Здесь, в этой темной гостиной, у Лепидопта возникло подозрение, что дом физически напрягся из-за его присутствия, его неуместности здесь. Он явственно ощущал эту неприязнь – стоя тут в своих латексных перчатках, с поляроидной камерой вокруг шеи, с автоматической «Береттой», засунутой в задний карман брюк. Дважды за годы службы ему приходилось проникать в чужие дома в отсутствие хозяев, и он снова ощутил это шаткое равновесие, как бывает у теннисиста, который только что послал мяч за сетку и балансирует, ожидая ответного удара. Лепидопту казалось, что он слышит отголоски последнего прозвучавшего здесь разговора и почти улавливает тональность последующего.

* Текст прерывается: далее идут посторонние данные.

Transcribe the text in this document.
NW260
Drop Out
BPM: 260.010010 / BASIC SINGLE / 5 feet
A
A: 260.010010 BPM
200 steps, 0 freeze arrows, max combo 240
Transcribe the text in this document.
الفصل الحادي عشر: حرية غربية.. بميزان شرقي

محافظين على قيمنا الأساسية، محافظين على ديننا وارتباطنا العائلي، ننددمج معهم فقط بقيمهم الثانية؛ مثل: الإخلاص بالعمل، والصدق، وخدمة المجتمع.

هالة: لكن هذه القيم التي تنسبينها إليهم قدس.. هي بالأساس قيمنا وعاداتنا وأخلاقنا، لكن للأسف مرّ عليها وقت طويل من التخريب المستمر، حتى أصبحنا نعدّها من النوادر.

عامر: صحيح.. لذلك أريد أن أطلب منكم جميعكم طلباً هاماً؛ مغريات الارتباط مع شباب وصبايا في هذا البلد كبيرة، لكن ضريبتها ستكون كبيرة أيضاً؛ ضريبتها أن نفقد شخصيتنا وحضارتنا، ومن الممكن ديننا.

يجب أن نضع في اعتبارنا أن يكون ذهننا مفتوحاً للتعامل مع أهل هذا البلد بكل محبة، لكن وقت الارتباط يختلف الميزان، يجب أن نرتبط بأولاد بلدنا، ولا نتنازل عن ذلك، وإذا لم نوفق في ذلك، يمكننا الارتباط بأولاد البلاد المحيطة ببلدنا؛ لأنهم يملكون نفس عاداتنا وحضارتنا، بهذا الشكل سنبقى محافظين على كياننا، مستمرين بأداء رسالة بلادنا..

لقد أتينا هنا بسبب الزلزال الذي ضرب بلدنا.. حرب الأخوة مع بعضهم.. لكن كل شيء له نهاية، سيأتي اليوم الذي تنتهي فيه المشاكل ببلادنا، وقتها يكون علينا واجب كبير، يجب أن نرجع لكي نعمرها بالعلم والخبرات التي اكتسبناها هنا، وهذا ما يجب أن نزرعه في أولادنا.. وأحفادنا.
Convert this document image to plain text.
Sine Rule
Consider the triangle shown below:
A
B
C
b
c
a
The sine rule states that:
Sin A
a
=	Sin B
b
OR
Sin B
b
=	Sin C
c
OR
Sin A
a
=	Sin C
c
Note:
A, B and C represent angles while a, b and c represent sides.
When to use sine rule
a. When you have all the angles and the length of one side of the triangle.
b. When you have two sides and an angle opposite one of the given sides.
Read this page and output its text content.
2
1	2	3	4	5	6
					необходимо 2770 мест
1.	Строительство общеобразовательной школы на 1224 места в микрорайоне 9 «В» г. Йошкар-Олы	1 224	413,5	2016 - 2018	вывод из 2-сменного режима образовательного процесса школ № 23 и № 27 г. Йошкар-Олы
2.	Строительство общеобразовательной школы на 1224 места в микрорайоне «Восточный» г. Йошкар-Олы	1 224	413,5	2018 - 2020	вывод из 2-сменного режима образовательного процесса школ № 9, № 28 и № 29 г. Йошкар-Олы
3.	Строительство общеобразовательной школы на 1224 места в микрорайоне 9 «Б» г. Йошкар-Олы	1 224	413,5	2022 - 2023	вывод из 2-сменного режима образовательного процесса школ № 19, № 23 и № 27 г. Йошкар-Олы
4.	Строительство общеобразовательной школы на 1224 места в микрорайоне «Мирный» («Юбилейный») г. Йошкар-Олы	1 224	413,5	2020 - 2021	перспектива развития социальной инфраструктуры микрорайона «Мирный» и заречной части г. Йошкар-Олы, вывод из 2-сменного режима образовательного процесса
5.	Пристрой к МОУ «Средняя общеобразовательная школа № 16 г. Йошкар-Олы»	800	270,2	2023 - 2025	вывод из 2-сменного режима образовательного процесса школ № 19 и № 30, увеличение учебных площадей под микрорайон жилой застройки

Чужой дом не столько знакомил с отсутствующим хозяином, сколько давал некий широкоугольный снимок. Маррити курил «Балканское собрание», трубочный табак номер 759, а не обычную душистую смесь, однако Лепидопт не знал, из тех ли он курильщиков, что не вынимают трубку изо рта даже во время разговора, или из тех, что вечно крутят ее в руках, то набивая, то раскуривая, то елозя в ней ершиком для чистки, – это были два разных типа людей. Маррити, очевидно, пил односолодовый виски и ликер «Южный комфорт», но догадки, к какому сорту пьющих он принадлежит, можно было строить в очень широком диапазоне.

«Кто ты, Фрэнк Маррити? – подумал он. – Кто ты, Дафна Маррити?»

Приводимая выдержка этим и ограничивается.